El Partido Acción Nacional enfrenta en Aguascalientes un punto de quiebre que no admite simulaciones. La definición de su candidatura a la gubernatura no es un trámite interno, sino una decisión que puede confirmar si el partido aprendió algo de sus errores o si sigue atrapado en la lógica de la soberbia que históricamente le ha costado votos, territorios y credibilidad.

Durante más de dos décadas, el PAN gobernó Aguascalientes bajo la premisa de ser una fuerza política distinta: orden, disciplina y cercanía con la ciudadanía. No obstante, en los últimos años esa narrativa comenzó a erosionarse. La pérdida de posiciones clave, el crecimiento de Morena en elecciones federales y el desgaste de figuras impuestas desde cúpulas partidistas evidencian que el panismo local ya no juega solo ni con ventaja automática.

En este escenario, la posibilidad de dejar fuera al senador Toño Martín del Campo ha encendido alertas dentro y fuera del partido. La advertencia lanzada públicamente por Xóchitl Gálvez no es menor: excluir a un perfil con posicionamiento probado y trayectoria electoral sería insistir en una práctica que el PAN ya pagó caro en el pasado, cuando decisiones internas desconectadas del ánimo social terminaron debilitando su hegemonía.

La historia electoral de Aguascalientes es clara. Cada vez que el PAN cerró filas sin escuchar a su base, abrió grietas que fueron aprovechadas por la oposición. Hoy, con una ciudadanía más informada y menos dispuesta a respaldar marcas partidistas por inercia, el margen de error es mínimo. Morena no necesita crecer de manera extraordinaria; le basta con que el PAN se equivoque.

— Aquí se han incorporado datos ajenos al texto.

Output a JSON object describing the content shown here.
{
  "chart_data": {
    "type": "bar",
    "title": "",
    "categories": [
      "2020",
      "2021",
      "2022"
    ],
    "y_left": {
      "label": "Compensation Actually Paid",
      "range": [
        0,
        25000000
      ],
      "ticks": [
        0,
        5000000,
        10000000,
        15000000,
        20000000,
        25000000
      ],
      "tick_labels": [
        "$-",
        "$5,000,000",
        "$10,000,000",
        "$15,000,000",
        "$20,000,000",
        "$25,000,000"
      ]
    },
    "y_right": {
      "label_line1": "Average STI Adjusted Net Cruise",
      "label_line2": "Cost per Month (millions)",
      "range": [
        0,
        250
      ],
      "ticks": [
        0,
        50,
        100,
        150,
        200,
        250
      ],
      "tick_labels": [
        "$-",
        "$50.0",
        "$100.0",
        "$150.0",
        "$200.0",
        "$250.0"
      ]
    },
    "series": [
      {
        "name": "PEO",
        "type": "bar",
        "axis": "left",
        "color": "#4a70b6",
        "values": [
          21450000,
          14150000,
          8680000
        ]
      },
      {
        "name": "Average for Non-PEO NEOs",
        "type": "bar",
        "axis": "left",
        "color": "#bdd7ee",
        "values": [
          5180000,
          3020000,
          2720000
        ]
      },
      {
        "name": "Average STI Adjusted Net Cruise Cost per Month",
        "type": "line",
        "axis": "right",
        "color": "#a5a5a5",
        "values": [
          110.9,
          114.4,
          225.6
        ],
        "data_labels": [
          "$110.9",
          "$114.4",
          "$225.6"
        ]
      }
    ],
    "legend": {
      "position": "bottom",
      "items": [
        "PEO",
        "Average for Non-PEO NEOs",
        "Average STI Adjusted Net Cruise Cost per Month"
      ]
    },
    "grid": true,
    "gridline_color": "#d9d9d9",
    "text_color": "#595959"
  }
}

La permanencia de Martín del Campo dentro del blanquiazul, pese a haber sido relegado en procesos anteriores, contrasta con la conducta de otros actores que optaron por migrar de partido para conservar espacios de poder. En un contexto nacional donde el oportunismo político es una constante, la lealtad dejó de ser un valor romántico y se convirtió en un factor político real, especialmente ante un electorado cansado del reciclaje de figuras.

El riesgo para Acción Nacional no está en la competencia externa, sino en su incapacidad para leerse a sí mismo. Insistir en perfiles sin respaldo ciudadano, o repetir el esquema de decisiones cupulares, podría convertir a Aguascalientes en el siguiente ejemplo de cómo un bastión histórico se pierde por errores propios y no por méritos ajenos.

La definición de la candidatura será una prueba de supervivencia política. Si el PAN vuelve a actuar con arrogancia interna, no solo pondrá en riesgo la gubernatura, sino que confirmará que su mayor adversario sigue estando dentro del partido. En política, la memoria pesa, y en Aguascalientes, la factura suele cobrarse en las urnas.